Alarmingly there is little central monitoring of the use of segregation.

A Secret Punishment

Medical Justice published a research report “A Secret Punishment – the misuse of segregation in immigration detention” which sets out how the damaging physical and psychological impact of segregation is widely recognised and how its misuse in immigration detention has been repeatedly criticised by official inspectorates, yet the abuses continue. It is overused, applied inappropriately and often contravenes the rules.

People in detention with severe mental ill health should not be in detention in the first place, making segregation of such individuals doubly wrong.

“A Secret Punishment” findings include ;

* Suffering from a mental illness should preclude the use of segregation yet people in detention are sometimes segregated because of mental illness.

* Segregation is often used, unlawfully, as a punishment. This is particularly disturbing as detention is not subject to automatic judicial oversight and detainees don’t have access to an adjudication process.
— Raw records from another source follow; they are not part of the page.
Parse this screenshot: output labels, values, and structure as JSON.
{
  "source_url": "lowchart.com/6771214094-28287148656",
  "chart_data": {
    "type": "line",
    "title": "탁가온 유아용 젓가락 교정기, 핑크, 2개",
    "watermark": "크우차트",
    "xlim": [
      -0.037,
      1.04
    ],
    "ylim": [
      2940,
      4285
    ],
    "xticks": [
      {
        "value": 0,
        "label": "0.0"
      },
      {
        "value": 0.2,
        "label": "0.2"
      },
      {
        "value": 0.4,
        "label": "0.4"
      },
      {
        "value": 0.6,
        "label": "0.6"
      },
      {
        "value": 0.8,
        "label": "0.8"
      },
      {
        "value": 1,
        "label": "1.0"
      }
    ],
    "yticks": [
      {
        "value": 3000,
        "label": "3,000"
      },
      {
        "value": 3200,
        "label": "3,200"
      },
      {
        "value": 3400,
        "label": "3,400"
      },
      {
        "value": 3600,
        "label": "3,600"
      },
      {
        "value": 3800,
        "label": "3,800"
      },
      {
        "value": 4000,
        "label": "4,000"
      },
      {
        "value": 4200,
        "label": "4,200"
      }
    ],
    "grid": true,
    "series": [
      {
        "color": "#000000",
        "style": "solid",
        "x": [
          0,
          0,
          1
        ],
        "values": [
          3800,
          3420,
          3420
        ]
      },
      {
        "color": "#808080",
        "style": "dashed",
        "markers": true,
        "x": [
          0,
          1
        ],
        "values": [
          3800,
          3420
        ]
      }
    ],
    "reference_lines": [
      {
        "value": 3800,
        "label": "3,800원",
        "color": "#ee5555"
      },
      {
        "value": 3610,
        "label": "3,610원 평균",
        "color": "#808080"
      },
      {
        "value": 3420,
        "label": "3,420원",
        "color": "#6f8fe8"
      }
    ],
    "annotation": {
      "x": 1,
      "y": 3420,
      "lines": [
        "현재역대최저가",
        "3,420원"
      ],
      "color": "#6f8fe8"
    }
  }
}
* Segregation is often used to prevent self-harming despite indications it makes matters worse.

* Segregation in immigration detention Involves locking a detained person, who is not accused of any crime, in a solitary cell for up to 23 hours a day.

* Although segregation is recognised as the most severe, limiting and dangerous restriction, there is no independent oversight and minimal monitoring of the extent and conditions of its use.

Death in segregation

The inquest into the death of Prince Fosu at Harmondsworth IRC in March 2020 revealed that Prince was a severely mentally ill man who died in segregation 6 days after he was taken to detention, having received no medical attention whatsoever. He died on the concrete floor of the ‘strip cell’ in segregation with no mattress, having had little if any food, fluid or sleep. He was naked, emaciated, and covered in debris.
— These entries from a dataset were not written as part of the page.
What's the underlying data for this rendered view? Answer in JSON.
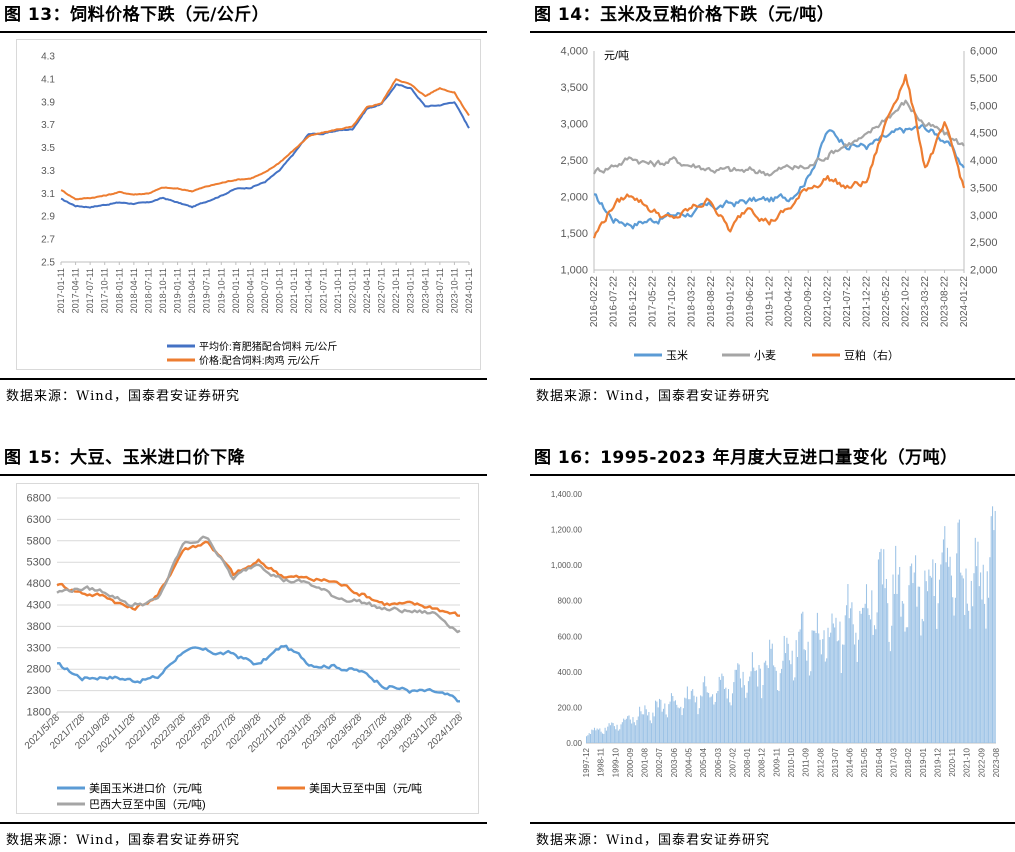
{
  "sources": {
    "p13": "数据来源：Wind，国泰君安证券研究",
    "p14": "数据来源：Wind，国泰君安证券研究",
    "p15": "数据来源：Wind，国泰君安证券研究",
    "p16": "数据来源：Wind，国泰君安证券研究"
  },
  "chart_data": [
    {
      "id": "fig13",
      "type": "line",
      "title": "图 13：饲料价格下跌（元/公斤）",
      "ylim": [
        2.5,
        4.3
      ],
      "yticks": [
        "2.5",
        "2.7",
        "2.9",
        "3.1",
        "3.3",
        "3.5",
        "3.7",
        "3.9",
        "4.1",
        "4.3"
      ],
      "categories": [
        "2017-01-11",
        "2017-04-11",
        "2017-07-11",
        "2017-10-11",
        "2018-01-11",
        "2018-04-11",
        "2018-07-11",
        "2018-10-11",
        "2019-01-11",
        "2019-04-11",
        "2019-07-11",
        "2019-10-11",
        "2020-01-11",
        "2020-04-11",
        "2020-07-11",
        "2020-10-11",
        "2021-01-11",
        "2021-04-11",
        "2021-07-11",
        "2021-10-11",
        "2022-01-11",
        "2022-04-11",
        "2022-07-11",
        "2022-10-11",
        "2023-01-11",
        "2023-04-11",
        "2023-07-11",
        "2023-10-11",
        "2024-01-11"
      ],
      "grid": false,
      "legend": "bottom",
      "series": [
        {
          "name": "平均价:育肥猪配合饲料 元/公斤",
          "color": "#4472c4",
          "values": [
            3.05,
            2.99,
            2.98,
            3.0,
            3.02,
            3.01,
            3.02,
            3.06,
            3.02,
            2.98,
            3.03,
            3.08,
            3.14,
            3.15,
            3.2,
            3.3,
            3.45,
            3.62,
            3.62,
            3.65,
            3.66,
            3.84,
            3.88,
            4.05,
            4.02,
            3.86,
            3.87,
            3.9,
            3.67
          ]
        },
        {
          "name": "价格:配合饲料:肉鸡 元/公斤",
          "color": "#ed7d31",
          "values": [
            3.13,
            3.05,
            3.06,
            3.08,
            3.11,
            3.09,
            3.1,
            3.15,
            3.14,
            3.12,
            3.16,
            3.19,
            3.22,
            3.23,
            3.28,
            3.37,
            3.48,
            3.6,
            3.63,
            3.66,
            3.68,
            3.85,
            3.89,
            4.1,
            4.05,
            3.95,
            4.02,
            3.98,
            3.78
          ]
        }
      ]
    },
    {
      "id": "fig14",
      "type": "line",
      "title": "图 14：玉米及豆粕价格下跌（元/吨）",
      "unit_label": "元/吨",
      "ylim": [
        1000,
        4000
      ],
      "yticks": [
        "1,000",
        "1,500",
        "2,000",
        "2,500",
        "3,000",
        "3,500",
        "4,000"
      ],
      "y2lim": [
        2000,
        6000
      ],
      "y2ticks": [
        "2,000",
        "2,500",
        "3,000",
        "3,500",
        "4,000",
        "4,500",
        "5,000",
        "5,500",
        "6,000"
      ],
      "categories": [
        "2016-02-22",
        "2016-07-22",
        "2016-12-22",
        "2017-05-22",
        "2017-10-22",
        "2018-03-22",
        "2018-08-22",
        "2019-01-22",
        "2019-06-22",
        "2019-11-22",
        "2020-04-22",
        "2020-09-22",
        "2021-02-22",
        "2021-07-22",
        "2021-12-22",
        "2022-05-22",
        "2022-10-22",
        "2023-03-22",
        "2023-08-22",
        "2024-01-22"
      ],
      "grid": false,
      "legend": "bottom",
      "series": [
        {
          "name": "玉米",
          "color": "#5b9bd5",
          "axis": "left",
          "values": [
            2000,
            1700,
            1650,
            1700,
            1750,
            1800,
            1850,
            1900,
            1950,
            1950,
            2000,
            2300,
            2900,
            2750,
            2700,
            2800,
            2900,
            2950,
            2800,
            2400
          ]
        },
        {
          "name": "小麦",
          "color": "#a5a5a5",
          "axis": "left",
          "values": [
            2350,
            2450,
            2550,
            2450,
            2500,
            2450,
            2400,
            2350,
            2350,
            2350,
            2400,
            2400,
            2600,
            2750,
            2800,
            3100,
            3300,
            3000,
            2850,
            2700
          ]
        },
        {
          "name": "豆粕（右）",
          "color": "#ed7d31",
          "axis": "right",
          "values": [
            2600,
            3200,
            3400,
            3100,
            2900,
            3100,
            3300,
            2700,
            3200,
            2900,
            3100,
            3500,
            3700,
            3500,
            3600,
            4700,
            5600,
            3900,
            4600,
            3500
          ]
        }
      ]
    },
    {
      "id": "fig15",
      "type": "line",
      "title": "图 15：大豆、玉米进口价下降",
      "ylim": [
        1800,
        6800
      ],
      "yticks": [
        "1800",
        "2300",
        "2800",
        "3300",
        "3800",
        "4300",
        "4800",
        "5300",
        "5800",
        "6300",
        "6800"
      ],
      "categories": [
        "2021/5/28",
        "2021/7/28",
        "2021/9/28",
        "2021/11/28",
        "2022/1/28",
        "2022/3/28",
        "2022/5/28",
        "2022/7/28",
        "2022/9/28",
        "2022/11/28",
        "2023/1/28",
        "2023/3/28",
        "2023/5/28",
        "2023/7/28",
        "2023/9/28",
        "2023/11/28",
        "2024/1/28"
      ],
      "grid": true,
      "legend": "bottom",
      "series": [
        {
          "name": "美国玉米进口价（元/吨",
          "color": "#5b9bd5",
          "values": [
            2900,
            2600,
            2650,
            2550,
            2600,
            3250,
            3200,
            3150,
            2900,
            3350,
            2950,
            2900,
            2750,
            2450,
            2300,
            2250,
            2050
          ]
        },
        {
          "name": "美国大豆至中国（元/吨",
          "color": "#ed7d31",
          "values": [
            4800,
            4600,
            4500,
            4200,
            4500,
            5600,
            5800,
            5000,
            5300,
            5000,
            4900,
            4850,
            4600,
            4350,
            4300,
            4250,
            4050
          ]
        },
        {
          "name": "巴西大豆至中国（元/吨)",
          "color": "#a5a5a5",
          "values": [
            4600,
            4700,
            4600,
            4300,
            4400,
            5700,
            5900,
            4900,
            5300,
            4900,
            4800,
            4500,
            4400,
            4200,
            4150,
            4100,
            3700
          ]
        }
      ]
    },
    {
      "id": "fig16",
      "type": "bar",
      "title": "图 16：1995-2023 年月度大豆进口量变化（万吨）",
      "ylim": [
        0,
        1400
      ],
      "yticks": [
        "0.00",
        "200.00",
        "400.00",
        "600.00",
        "800.00",
        "1,000.00",
        "1,200.00",
        "1,400.00"
      ],
      "categories": [
        "1997-12",
        "1998-11",
        "1999-10",
        "2000-09",
        "2001-08",
        "2002-07",
        "2003-06",
        "2004-05",
        "2005-04",
        "2006-03",
        "2007-02",
        "2008-01",
        "2008-12",
        "2009-11",
        "2010-10",
        "2011-09",
        "2012-08",
        "2013-07",
        "2014-06",
        "2015-05",
        "2016-04",
        "2017-03",
        "2018-02",
        "2019-01",
        "2019-12",
        "2020-11",
        "2021-10",
        "2022-09",
        "2023-08"
      ],
      "color": "#9dc3e6",
      "grid": false,
      "legend": "none",
      "series": [
        {
          "name": "",
          "values": [
            60,
            75,
            90,
            130,
            170,
            200,
            220,
            240,
            280,
            300,
            330,
            370,
            410,
            460,
            500,
            560,
            590,
            640,
            680,
            750,
            800,
            850,
            800,
            850,
            950,
            1000,
            900,
            900,
            1000
          ]
        }
      ]
    }
  ]
}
The scale of the collapse of all ‘safeguards’ cannot be overstated. The Independent Monitoring Board acknowledge that Prince Fosu died “in plain sight”. During the inquest many were unable to explain why they acted as they did; others gave explanations that were difficult to fathom. Three doctors working for Harmondsworth were reported to the General Medical Council for review. One of the doctors said they did not regard detainees in segregation as patients and that they were only there to ‘fulfil a Home Office legal obligation’. It seemed they stopped acting like doctors when they stepped into Harmondsworth IRC.
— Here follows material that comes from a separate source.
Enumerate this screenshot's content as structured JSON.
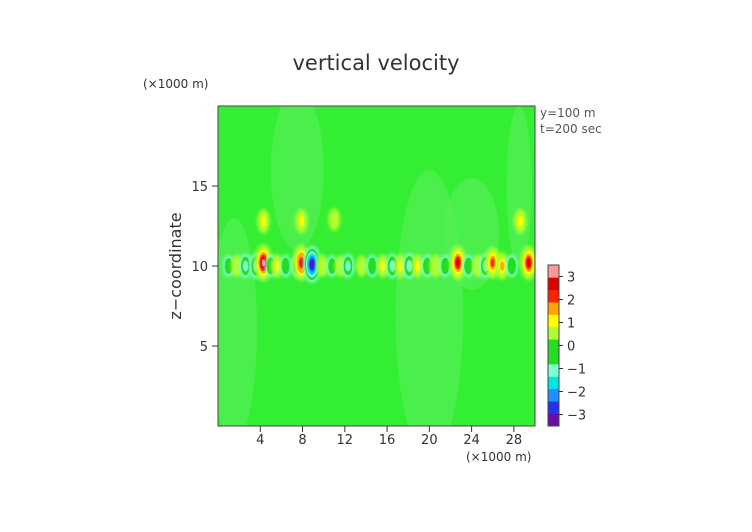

Prince was monitored in segregation by four GPs, two nurses, two Home Office contract monitors, three members of the Independent Monitoring Board and a number of detention custody officers – all of whom seemingly failed to apply their humanity.

Solitary confinement in prison of immigration detainees

Over the course of the Covid-19 pandemic we witnessed one of the most disturbing evolutions in the use of detention – the regular use of ‘solitary confinement’ and prolonged cell confinement for people detained under immigration powers in prisons.

Since March 2020 many people have been locked in their cells for anything between 22 and 24 hours a day. Behind locked doors, hidden from the public eye many have suffered immense and possibly irreversible harm as a result and they recount living in a state of endless despair:

‘The days and nights blur together during confinement. I can barely sleep at night but when I do I experience nightmares. I’m afraid of sleep because I’ll go back into the nightmare but being awake is also horrible.’

The Government defends its position as a necessary response to COVID-19 but the United Nations Standard Minimum Rules for the Treatment of Prisoners (The Mandela Rules) could not be clearer. Prolonged, indefinite solitary confinement is a form of torture which is prohibited.

Medical Justice and Bail for Immigration Detainees published ‘”Every day is like torture” : Solitary confinement & Immigration detention’ in July 2021. Read the report here.


Charles (not his real name), who already had a high-risk mental health condition, experienced a sharp deterioration whilst in solitary confinement. He experienced a high degree of stress with new suicidal thoughts and plans. Solitary confinement is likely to have caused this deterioration and precipitated particular symptoms. He had initially been put into a single cell following government shielding advice. However, this isolation was prolonged beyond the advised 12 weeks of shielding; he was in fact kept in solitary confinement until his release, nearly a year later.